Он в лагере сидел уже долгонько, и непреклонность начинающего мента уже сменялась в его взоре некой мечтательностью.
Под вечерними лучами озеро отливало золотом, качались березки под ветерком, перекликались девушки возле палаток.
— А может быть, как раз ты — к нам? — так же ухмыльнулся ему Кузькин. Посмеялись.
— Ты как считаешь, если честно — нападал на него кто-нибудь?
— Очень может быть, и нападал. Только нападали те, кто его знает… а он — их.
— С кем он ехал, те и выбросили?
— Очень может быть.

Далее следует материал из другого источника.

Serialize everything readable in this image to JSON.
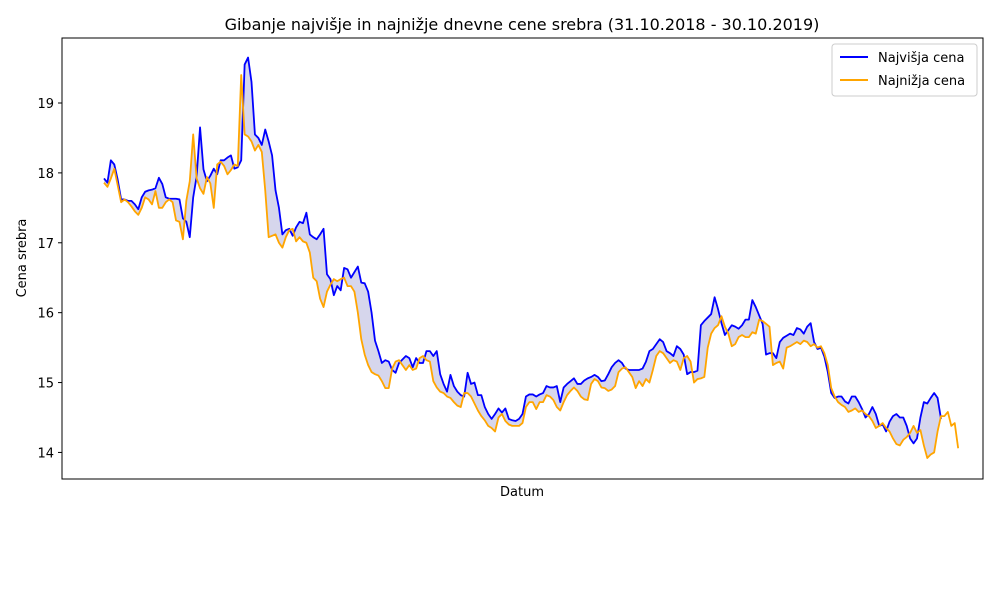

Повздорили, а он сам крупно виноват. Или вместе делали что-нибудь эдакое, — лейтенант неопределенно повел в воздухе пальцами. Он сам не мог придумать, что бы «эдакого» мог сделать Казик. — Или приехали, здесь влезли во что-то, а этот подставил. Что за существо, ты и сам видишь…
Кузькин понимающе кивнул.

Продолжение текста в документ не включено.